Sinema tarihinde "Lord of the Rings" serisinden daha uzun ve daha ünlü bir yolculuk filmi bulmak mümkün olmayabilir. Yolculuk filmlerinin ana kaynağı mitolojik yolculuk hikayeleri olduğu için ve fantastik filmler de mitolojiden hayli esinlendiği için bu listede bir tane fantastik film olmalıydı. Biz de "Lord of the Rings" serisini temsilen, üçlemenin ilk yapımı olan "Lord of the Rings: The Fellowship of the Ring" filmini listemize eklemek istedik. Shire'da sakin bir hayat yaşayan bir Hobbit ve sekiz arkadaşı, güçlü Tek Yüzüğü yok etmek ve Orta Dünya'yı Karanlık Lord Sauron'dan kurtarmak için uzun ve zorlu yolculuğa çıkar. Peter Jackson imzalı "Lord of the Rings: The Fellowship of the Ring"in oyuncu kadrosunda Elijah Wood, Ian McKellen, Viggo Mortensen, Orlando Bloom, Sean Bean, Sean Astin, Billy Boyd, Andy Serkis, Ian Holm, Cate Blanchett, Christopher Lee, John Rhys-Davies, Liv Tyler ve Hugo Weaving gibi ünlü isimler bulunuyor.

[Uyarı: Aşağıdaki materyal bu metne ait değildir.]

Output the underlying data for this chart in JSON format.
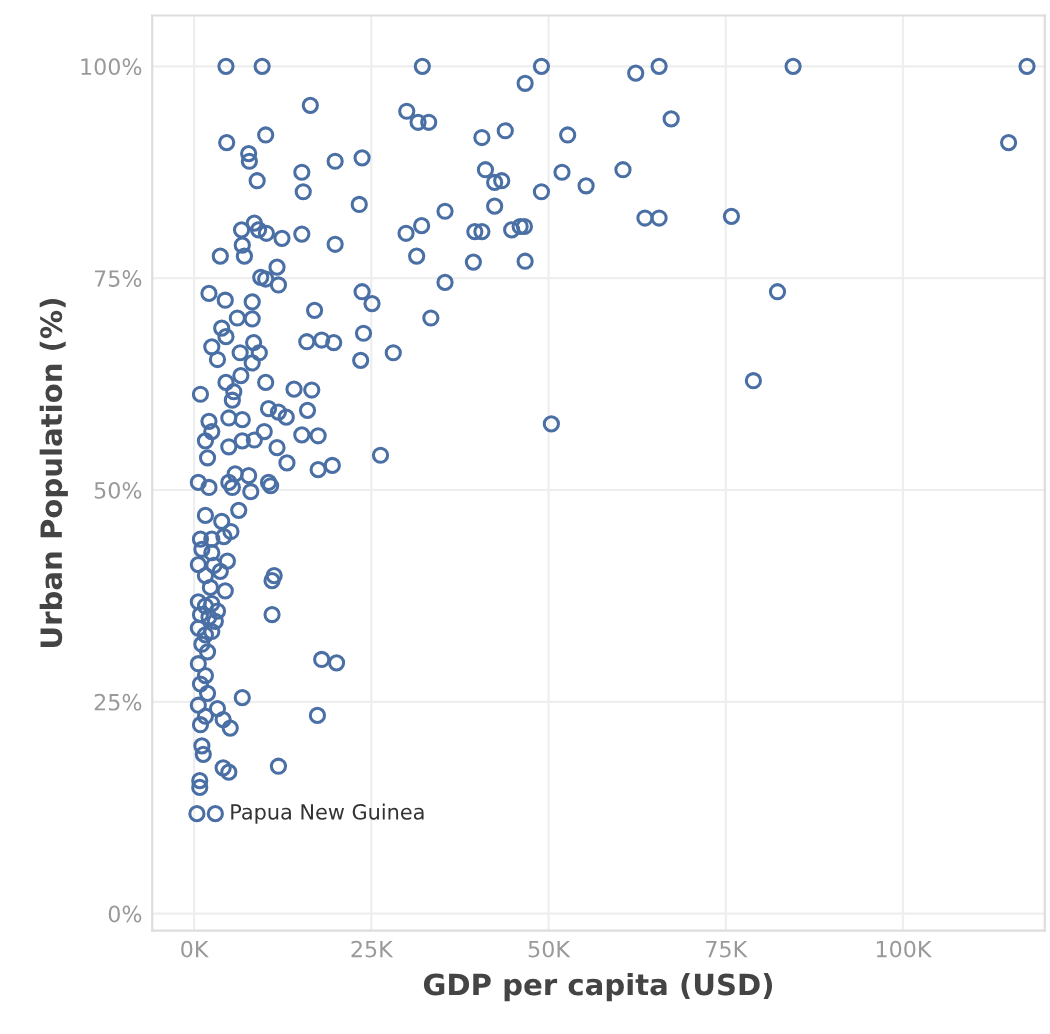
{
  "chart_data": {
    "type": "scatter",
    "xlabel": "GDP per capita (USD)",
    "ylabel": "Urban Population (%)",
    "xlim": [
      -5.9,
      120
    ],
    "ylim": [
      -2,
      106
    ],
    "xticks": [
      {
        "value": 0,
        "label": "0K"
      },
      {
        "value": 25,
        "label": "25K"
      },
      {
        "value": 50,
        "label": "50K"
      },
      {
        "value": 75,
        "label": "75K"
      },
      {
        "value": 100,
        "label": "100K"
      }
    ],
    "yticks": [
      {
        "value": 0,
        "label": "0%"
      },
      {
        "value": 25,
        "label": "25%"
      },
      {
        "value": 50,
        "label": "50%"
      },
      {
        "value": 75,
        "label": "75%"
      },
      {
        "value": 100,
        "label": "100%"
      }
    ],
    "grid": true,
    "marker": "circle",
    "annotations": [
      {
        "text": "Papua New Guinea",
        "x": 3.0,
        "y": 11.8
      }
    ],
    "series": [
      {
        "color": "#4a6fa5",
        "x": [
          49.0,
          46.7,
          62.3,
          65.6,
          84.5,
          117.5,
          114.9,
          67.3,
          40.6,
          43.9,
          52.7,
          41.1,
          42.4,
          43.4,
          51.9,
          60.5,
          55.3,
          49.0,
          42.4,
          35.4,
          39.6,
          40.6,
          44.8,
          46.0,
          46.6,
          63.6,
          65.6,
          75.8,
          39.4,
          46.7,
          35.4,
          82.3,
          78.9,
          50.4,
          4.5,
          9.6,
          32.2,
          16.4,
          30.0,
          31.6,
          33.1,
          4.6,
          10.1,
          7.7,
          7.8,
          19.9,
          23.7,
          15.2,
          8.9,
          15.4,
          23.3,
          6.7,
          8.5,
          9.1,
          10.2,
          12.4,
          15.2,
          6.8,
          7.1,
          3.7,
          19.9,
          29.9,
          32.1,
          31.4,
          33.4,
          11.7,
          9.4,
          10.1,
          11.9,
          2.1,
          4.4,
          8.2,
          23.7,
          25.1,
          17.0,
          6.1,
          8.2,
          3.9,
          4.5,
          23.9,
          15.9,
          18.0,
          19.7,
          2.5,
          8.4,
          3.3,
          6.5,
          9.2,
          8.2,
          23.5,
          28.1,
          0.9,
          4.5,
          5.6,
          6.6,
          10.1,
          14.1,
          16.6,
          5.4,
          10.5,
          11.9,
          13.0,
          16.0,
          2.1,
          4.9,
          6.8,
          2.5,
          9.9,
          15.2,
          17.5,
          1.6,
          4.9,
          6.8,
          8.5,
          11.7,
          1.9,
          13.1,
          17.5,
          19.5,
          26.3,
          5.8,
          7.7,
          10.5,
          0.6,
          4.9,
          2.1,
          5.4,
          8.0,
          10.8,
          6.3,
          1.6,
          3.9,
          5.2,
          0.9,
          2.5,
          4.2,
          1.1,
          2.5,
          4.7,
          0.6,
          2.8,
          1.6,
          3.7,
          2.3,
          4.4,
          11.3,
          11.0,
          0.6,
          1.6,
          2.5,
          3.3,
          0.9,
          2.1,
          3.0,
          11.0,
          0.6,
          1.6,
          2.5,
          1.1,
          1.9,
          18.0,
          20.1,
          0.6,
          1.6,
          0.9,
          1.9,
          6.8,
          0.6,
          3.3,
          17.4,
          1.6,
          4.1,
          0.9,
          5.1,
          1.1,
          1.3,
          4.1,
          4.9,
          11.9,
          0.8,
          0.8,
          0.4,
          3.0
        ],
        "values": [
          100,
          98.0,
          99.2,
          100,
          100,
          100,
          91.0,
          93.8,
          91.6,
          92.4,
          91.9,
          87.8,
          86.3,
          86.5,
          87.5,
          87.8,
          85.9,
          85.2,
          83.5,
          82.9,
          80.5,
          80.5,
          80.7,
          81.1,
          81.1,
          82.1,
          82.1,
          82.3,
          76.9,
          77.0,
          74.5,
          73.4,
          62.9,
          57.8,
          100,
          100,
          100,
          95.4,
          94.7,
          93.4,
          93.4,
          91.0,
          91.9,
          89.7,
          88.8,
          88.8,
          89.2,
          87.5,
          86.5,
          85.2,
          83.7,
          80.7,
          81.5,
          80.7,
          80.3,
          79.7,
          80.2,
          78.9,
          77.6,
          77.6,
          79.0,
          80.3,
          81.2,
          77.6,
          70.3,
          76.3,
          75.1,
          74.9,
          74.2,
          73.2,
          72.4,
          72.2,
          73.4,
          72.0,
          71.2,
          70.3,
          70.2,
          69.1,
          68.1,
          68.5,
          67.5,
          67.7,
          67.4,
          66.9,
          67.4,
          65.4,
          66.2,
          66.2,
          65.0,
          65.3,
          66.2,
          61.3,
          62.7,
          61.6,
          63.5,
          62.7,
          61.9,
          61.8,
          60.6,
          59.6,
          59.2,
          58.6,
          59.4,
          58.1,
          58.5,
          58.3,
          56.9,
          56.9,
          56.5,
          56.4,
          55.8,
          55.1,
          55.8,
          55.9,
          55.0,
          53.8,
          53.2,
          52.4,
          52.9,
          54.1,
          51.9,
          51.7,
          50.9,
          50.9,
          50.9,
          50.3,
          50.3,
          49.8,
          50.5,
          47.6,
          47.0,
          46.3,
          45.1,
          44.2,
          44.2,
          44.5,
          43.0,
          42.6,
          41.6,
          41.2,
          41.1,
          39.9,
          40.4,
          38.5,
          38.1,
          39.9,
          39.3,
          36.8,
          36.3,
          36.6,
          35.7,
          35.3,
          35.0,
          34.5,
          35.3,
          33.7,
          32.9,
          33.3,
          31.8,
          30.9,
          30.0,
          29.6,
          29.5,
          28.1,
          27.1,
          26.0,
          25.5,
          24.6,
          24.2,
          23.4,
          23.3,
          22.9,
          22.3,
          21.9,
          19.8,
          18.8,
          17.2,
          16.7,
          17.4,
          15.7,
          14.9,
          11.8,
          11.8
        ]
      }
    ]
  }
}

Muhtemelen yolculuk filmleri listesinde bir süper kahraman filmi görmeyi beklemiyordunuz. Ancak belki de "Logan"ın türünün en iyilerinden biri olmasının nedeni de yolculuk temasını konu alması olabilir. Hugh Jackman'ın Wolverine karakterine veda ettiği film olarak bildiğimiz "Logan", önceki "X-Men" ve "Wolverine" filmlerinden farklı bir yol izleyerek hem şiddet hem de duygusallık dozunu artırmıştı. James Mangold'un yönettiği film, tipik süper kahraman filmlerine göre biraz daha kasvetli ve biraz daha drama yakın. Özünde bir yolculuk filmi olması nedeniyle de karakterlerde büyük değişimler gözlemlememize imkan sağlayan bir yapım. Logan ve Charles Xavier, Logan'ın güçlerine sahip genç bir mutant olan Laura'yı korumak için yaşadıkları yeri terk edip, güvenli bir bölgeye doğru yola çıkmak zorunda kalır. Üstelik de peşlerinde Laura'yı ele geçirmeye çalışan tehlikeli kişiler varken. "Logan"ın başrollerinde her biri oyunculuğuyla kendine hayran bırakan Hugh Jackman, Patrick Stewart ve Dafne Keen'i görüyoruz.
Listemizin son sırasında, ne kadar yol giderlerse gitsinler çöl manzarasının pek de değişmemesi nedeniyle, görsel olarak pek de yolculuk hissi vermeyen ama tüm filmin yolda geçmesi nedeniyle listemizde yer almak zorunda olan "Mad Max: Fury Road" bulunuyor. Ölümsüz "Mad Max" serisini bilenler ve sevenler, mutlaka bu filmi de izleyip çok sevmiştir. Ancak seriye aşina olmayanlar için de oldukça zevkle ve anlaşılma problemi yaşamadan izlenebilecek bir yapım olduğunu söylemeliyiz. Bir kısım seyirci ve eleştirmen tarafından tüm zamanların en iyi aksiyon filmleri arasında da görülen "Mad Max: Fury Road", George Miller'ın imzasını taşıyor. Kıyamet sonrası çorak bir diyarda, Max adında bir adam ve bir kadın, mahkum edilmiş bir grup kadını vahşi bir tiranın elinden kaçırır. Filmin oyuncu kadrosunda Tom Hardy, Charlize Theron, Nicholas Hoult, Zoe Kravitz, Hugh Keays-Byrne, Josh Helman ve Rosie Huntington-Whiteley'i izliyoruz.